Histoire du Monde : un ramadan forcé

Farès Bouchouata sera bientôt libéré. Il vient de passer deux ans en prison. Son crime : avoir mangé et fumé, à l'ombre d'un arbre, pendant le ramadan. On est en Algérie, dans une ville de province. C'est le cas le plus extrême parce qu'il est quand même rare que cela conduise en prison. La sentence a provoqué la stupeur de nombreux algériens. La loi garantit pourtant la liberté de culte et le non-respect du jeûne n'est pas défini comme un délit. Mais des juges considèrent qu'il s'agit d'une offense au prophète ou aux préceptes de l'islam, ce qui est punissable.

Ne pas manger, ne pas boire en public. Même quand il fait chaud, et que le travail est dur. Une dizaine d'ouvriers, en Kabylie, ont été arrêtés pour avoir bu de l'eau sur un chantier privé. Ils attendent d'être jugés. Le ramadan, c'est le mois où les musulmans sont censés développer une relation plus étroite avec dieu. Sur Twitter, un activiste libyen plaisante : "Le ramadan c'est quand tu développes une relation plus étroite avec ton climatiseur et ton lit".

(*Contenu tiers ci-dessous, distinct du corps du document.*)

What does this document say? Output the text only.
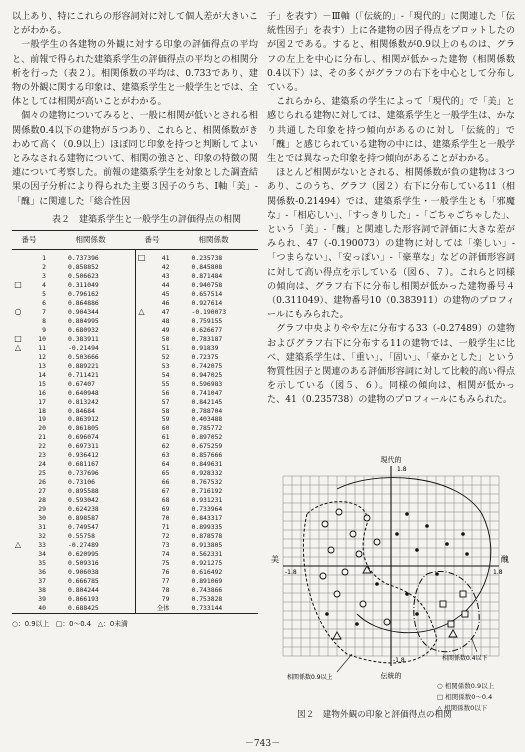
以上あり、特にこれらの形容詞対に対して個人差が大きいことがわかる。

一般学生の各建物の外観に対する印象の評価得点の平均と、前報で得られた建築系学生の評価得点の平均との相関分析を行った（表２）。相関係数の平均は、0.733であり、建物の外観に関する印象は、建築系学生と一般学生とでは、全体としては相関が高いことがわかる。

個々の建物についてみると、一般に相関が低いとされる相関係数0.4以下の建物が５つあり、これらと、相関係数がきわめて高く（0.9以上）ほぼ同じ印象を持つと判断してよいとみなされる建物について、相関の強さと、印象の特徴の関連について考察した。前報の建築系学生を対象とした調査結果の因子分析により得られた主要３因子のうち、Ⅰ軸「美」-「醜」に関連した「総合性因

表２　建築系学生と一般学生の評価得点の相関
番号	相関係数	番号	相関係数
1	0.737396
2	0.858852
3	0.506623
□	4	0.311049
5	0.796162
6	0.864886
○	7	0.904344
8	0.804995
9	0.680932
□	10	0.383911
△	11	-0.21494
12	0.503666
13	0.889221
14	0.711421
15	0.67407
16	0.640948
17	0.813242
18	0.84684
19	0.863912
20	0.861805
21	0.696074
22	0.697311
23	0.936412
24	0.681167
25	0.737696
26	0.73106
27	0.895588
28	0.593042
29	0.624238
30	0.898587
31	0.749547
32	0.55758
△	33	-0.27489
34	0.620995
35	0.509316
36	0.906038
37	0.666785
38	0.804244
39	0.866193
40	0.688425
□	41	0.235738
42	0.845808
43	0.871484
44	0.940758
45	0.657514
46	0.927614
△	47	-0.190073
48	0.759155
49	0.626677
50	0.783187
51	0.91839
52	0.72375
53	0.742075
54	0.947025
55	0.596983
56	0.741047
57	0.842145
58	0.788704
59	0.403488
60	0.785772
61	0.897052
62	0.675259
63	0.857666
64	0.849631
65	0.928332
66	0.767532
67	0.716192
68	0.931231
69	0.733964
70	0.843317
71	0.899335
72	0.878578
73	0.913805
74	0.562331
75	0.921275
76	0.616492
77	0.891069
78	0.743866
79	0.753828
全体	0.733144
○：0.9以上　□：0～0.4　△：0未満

子」を表す）－Ⅲ軸（「伝統的」-「現代的」に関連した「伝統性因子」を表す）上に各建物の因子得点をプロットしたのが図２である。すると、相関係数が0.9以上のものは、グラフの左上を中心に分布し、相関が低かった建物（相関係数0.4以下）は、その多くがグラフの右下を中心として分布している。

これらから、建築系の学生によって「現代的」で「美」と感じられる建物に対しては、建築系学生と一般学生は、かなり共通した印象を持つ傾向があるのに対し「伝統的」で「醜」と感じられている建物の中には、建築系学生と一般学生とでは異なった印象を持つ傾向があることがわかる。

ほとんど相関がないとされる、相関係数が負の建物は３つあり、このうち、グラフ（図２）右下に分布している11（相関係数-0.21494）では、建築系学生・一般学生とも「邪魔な」-「相応しい」、「すっきりした」-「ごちゃごちゃした」、という「美」-「醜」と関連した形容詞で評価に大きな差がみられ、47（-0.190073）の建物に対しては「楽しい」-「つまらない」、「安っぽい」-「豪華な」などの評価形容詞に対して高い得点を示している（図６、７）。これらと同様の傾向は、グラフ右下に分布し相関が低かった建物番号４（0.311049）、建物番号10（0.383911）の建物のプロフィールにもみられた。

グラフ中央よりやや左に分布する33（-0.27489）の建物およびグラフ右下に分布する11の建物では、一般学生に比べ、建築系学生は、「重い」、「固い」、「豪かとした」という物質性因子と関連のある評価形容詞に対して比較的高い得点を示している（図５、６）。同様の傾向は、相関が低かった、41（0.235738）の建物のプロフィールにもみられた。

現代的
1.8
伝統的
-1.8
美
-1.8
醜
1.8
相関係数0.9以上
相関係数0.4以下
○ 相関係数0.9以上
□ 相関係数0～0.4
△ 相関係数0以下
図２　建物外観の印象と評価得点の相関
－743－
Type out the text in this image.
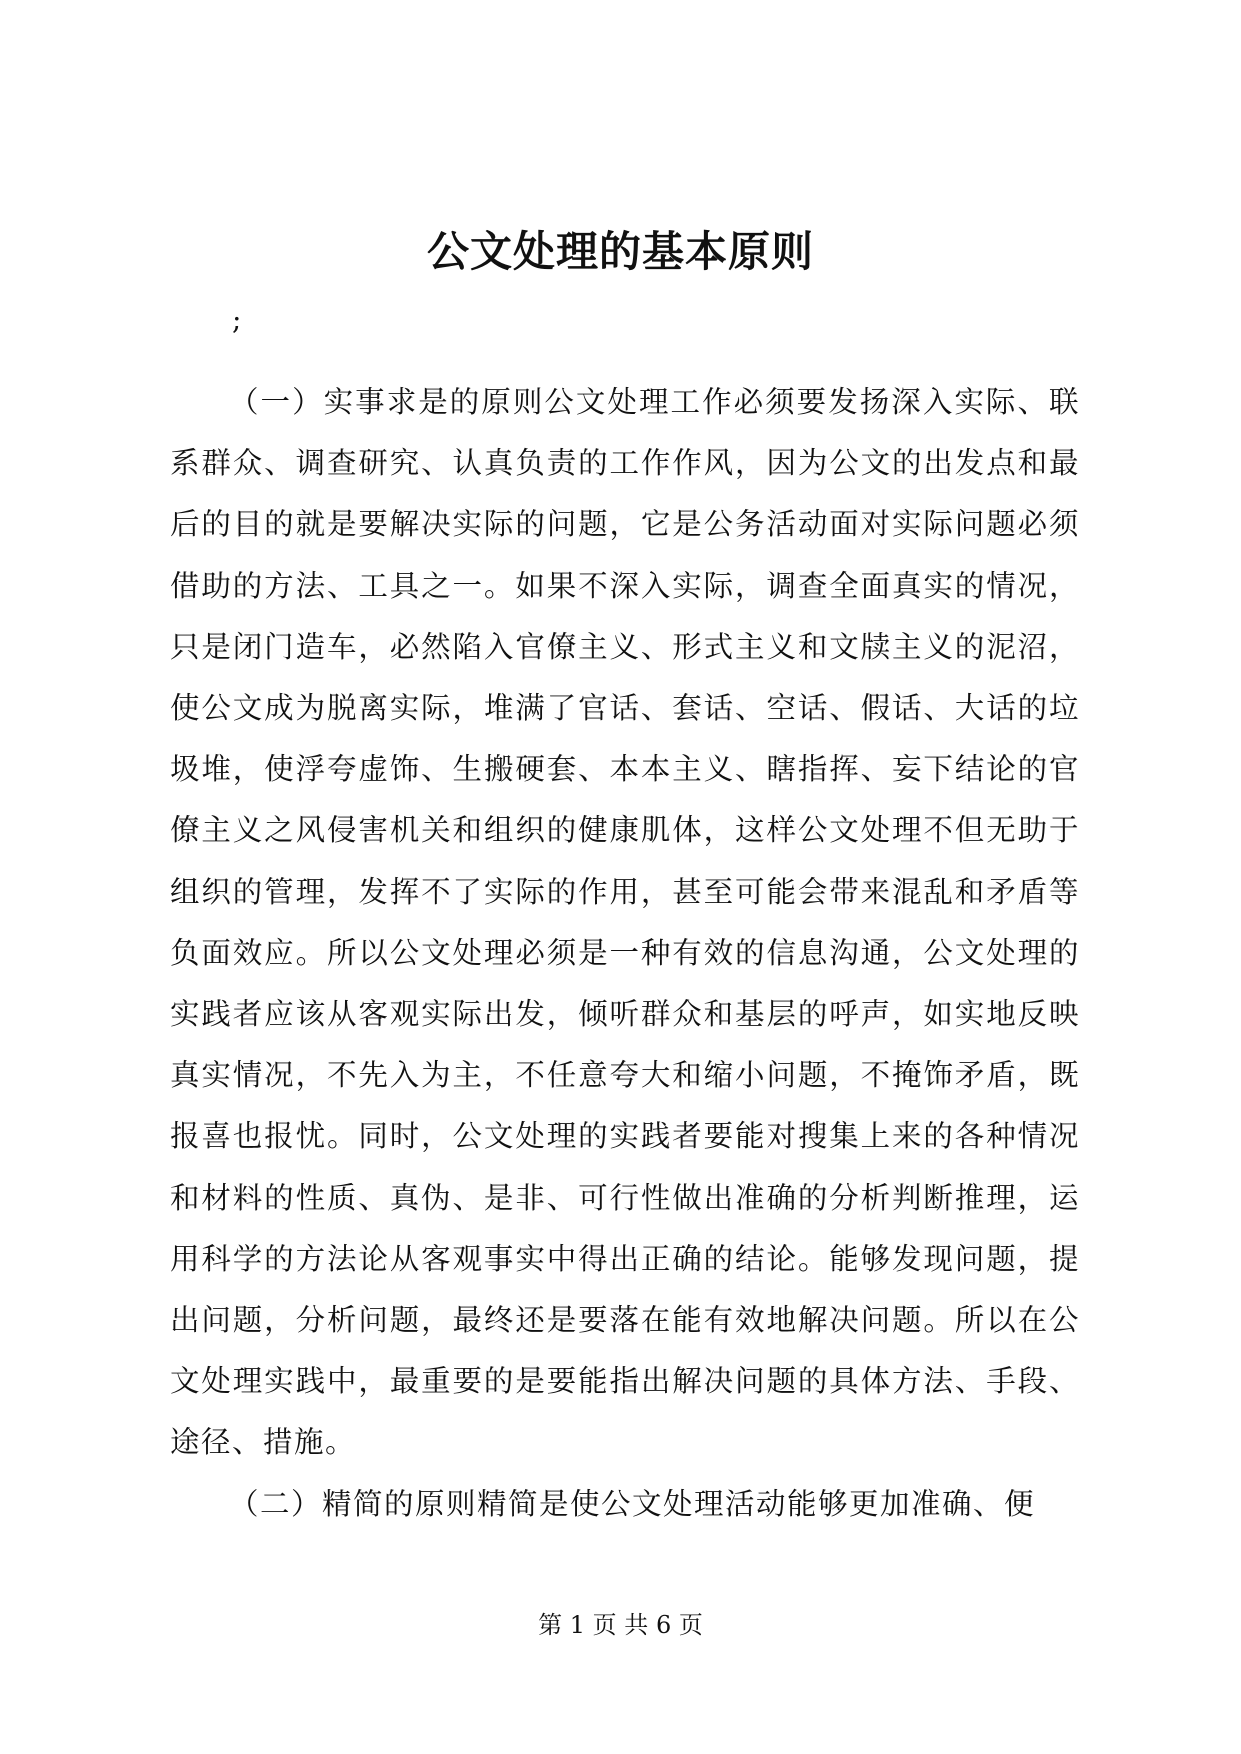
公文处理的基本原则
;

（一）实事求是的原则公文处理工作必须要发扬深入实际、联系群众、调查研究、认真负责的工作作风，因为公文的出发点和最后的目的就是要解决实际的问题，它是公务活动面对实际问题必须借助的方法、工具之一。如果不深入实际，调查全面真实的情况，只是闭门造车，必然陷入官僚主义、形式主义和文牍主义的泥沼，使公文成为脱离实际，堆满了官话、套话、空话、假话、大话的垃圾堆，使浮夸虚饰、生搬硬套、本本主义、瞎指挥、妄下结论的官僚主义之风侵害机关和组织的健康肌体，这样公文处理不但无助于组织的管理，发挥不了实际的作用，甚至可能会带来混乱和矛盾等负面效应。所以公文处理必须是一种有效的信息沟通，公文处理的实践者应该从客观实际出发，倾听群众和基层的呼声，如实地反映真实情况，不先入为主，不任意夸大和缩小问题，不掩饰矛盾，既报喜也报忧。同时，公文处理的实践者要能对搜集上来的各种情况和材料的性质、真伪、是非、可行性做出准确的分析判断推理，运用科学的方法论从客观事实中得出正确的结论。能够发现问题，提出问题，分析问题，最终还是要落在能有效地解决问题。所以在公文处理实践中，最重要的是要能指出解决问题的具体方法、手段、途径、措施。

（二）精简的原则精简是使公文处理活动能够更加准确、便

第 1 页 共 6 页
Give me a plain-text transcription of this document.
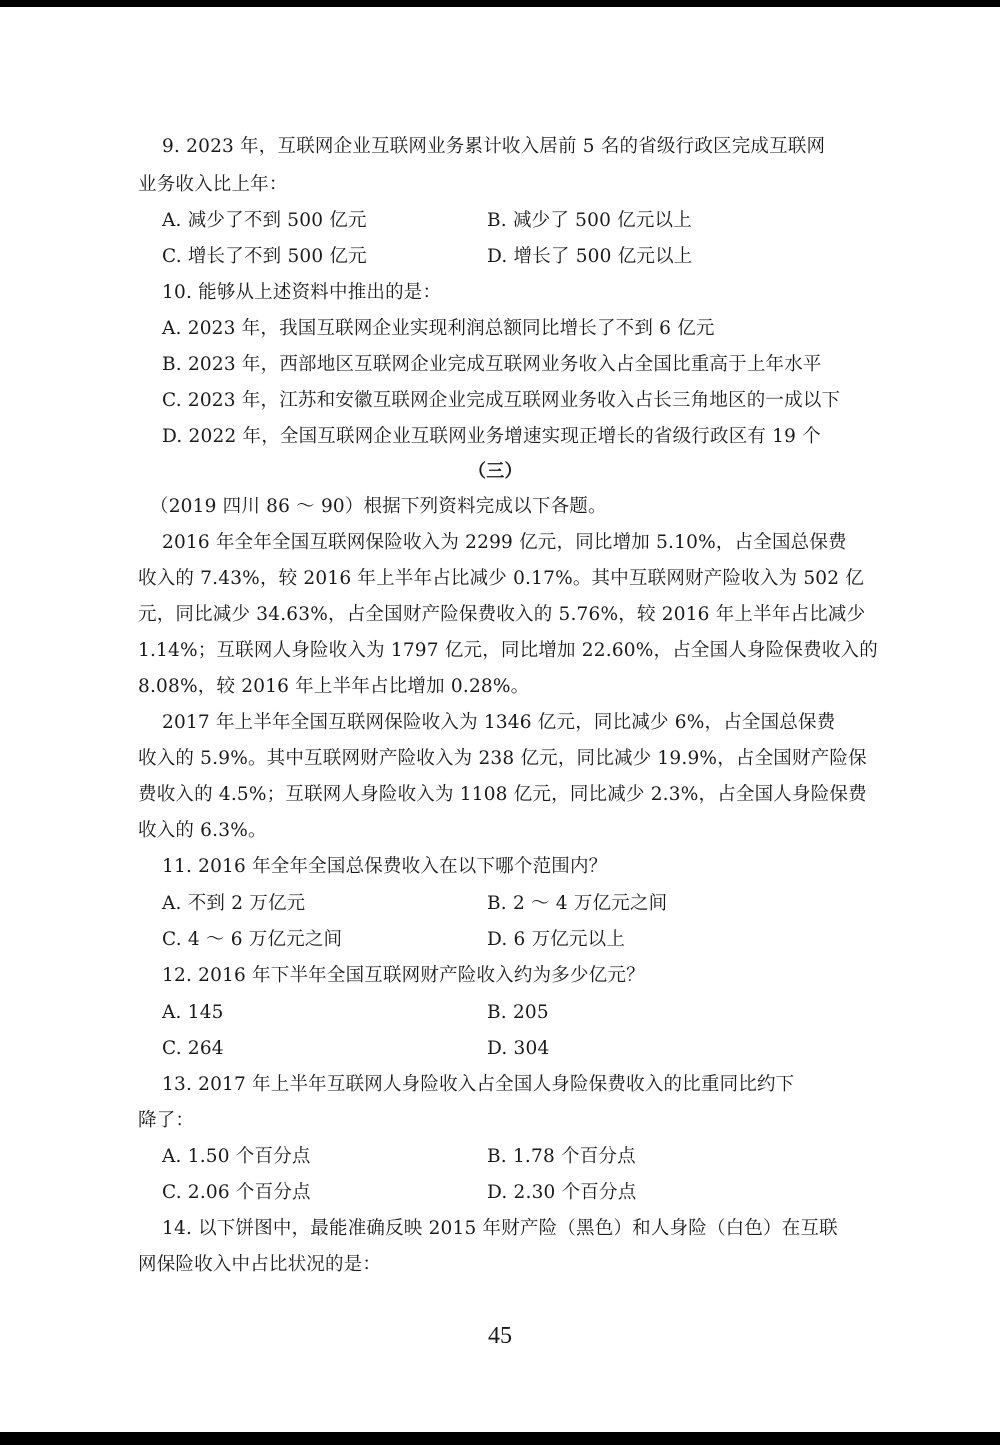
9. 2023 年，互联网企业互联网业务累计收入居前 5 名的省级行政区完成互联网
业务收入比上年：
A. 减少了不到 500 亿元	B. 减少了 500 亿元以上
C. 增长了不到 500 亿元	D. 增长了 500 亿元以上
10. 能够从上述资料中推出的是：
A. 2023 年，我国互联网企业实现利润总额同比增长了不到 6 亿元
B. 2023 年，西部地区互联网企业完成互联网业务收入占全国比重高于上年水平
C. 2023 年，江苏和安徽互联网企业完成互联网业务收入占长三角地区的一成以下
D. 2022 年，全国互联网企业互联网业务增速实现正增长的省级行政区有 19 个
（三）
（2019 四川 86 ～ 90）根据下列资料完成以下各题。
2016 年全年全国互联网保险收入为 2299 亿元，同比增加 5.10%，占全国总保费
收入的 7.43%，较 2016 年上半年占比减少 0.17%。其中互联网财产险收入为 502 亿
元，同比减少 34.63%，占全国财产险保费收入的 5.76%，较 2016 年上半年占比减少
1.14%；互联网人身险收入为 1797 亿元，同比增加 22.60%，占全国人身险保费收入的
8.08%，较 2016 年上半年占比增加 0.28%。
2017 年上半年全国互联网保险收入为 1346 亿元，同比减少 6%，占全国总保费
收入的 5.9%。其中互联网财产险收入为 238 亿元，同比减少 19.9%，占全国财产险保
费收入的 4.5%；互联网人身险收入为 1108 亿元，同比减少 2.3%，占全国人身险保费
收入的 6.3%。
11. 2016 年全年全国总保费收入在以下哪个范围内？
A. 不到 2 万亿元	B. 2 ～ 4 万亿元之间
C. 4 ～ 6 万亿元之间	D. 6 万亿元以上
12. 2016 年下半年全国互联网财产险收入约为多少亿元？
A. 145	B. 205
C. 264	D. 304
13. 2017 年上半年互联网人身险收入占全国人身险保费收入的比重同比约下
降了：
A. 1.50 个百分点	B. 1.78 个百分点
C. 2.06 个百分点	D. 2.30 个百分点
14. 以下饼图中，最能准确反映 2015 年财产险（黑色）和人身险（白色）在互联
网保险收入中占比状况的是：
45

43° dans le Golfe. Le plus pénible, c'est pour les ouvriers pakistanais et indonésiens qui s'activent sur les chantiers. L'Arabie Saoudite a mis en garde ses résidents expatriés : Riyadh expulsera les étrangers qui ne respectent pas les pratiques du ramadan, quelle que soit leur religion. Le ministère de l'intérieur ne plaisante pas. Il appelle les employeurs à sensibiliser les 8 millions de travailleurs étrangers.

Dans beaucoup de pays, les restaurants et cafés restent fermés la journée. Reste aux non-jeûneurs la possibilité de se réfugier dans des hôtels internationaux, s'ils en ont les moyens. Certains snacks et fast-foods permettent d'emporter les plats.

Avant, en Tunisie, chacun faisait ce qu'il voulait. Mais depuis l'arrivée des islamistes au pouvoir les choses ont changé. Les gargottes du centre de Tunis restent fermées. La police a fait des descentes dans plusieurs quartiers. De petits restos accueillent encore discrètement les clients. Les gens attablés se font copieusement insulter par les passants, c'est nouveau, constate le site Kapitalis. Des salafistes ont menacé de s'en prendre aux non-jeûneurs. Les établissements touristiques restent épargnés, mais ils sont censés refuser les clients tunisiens.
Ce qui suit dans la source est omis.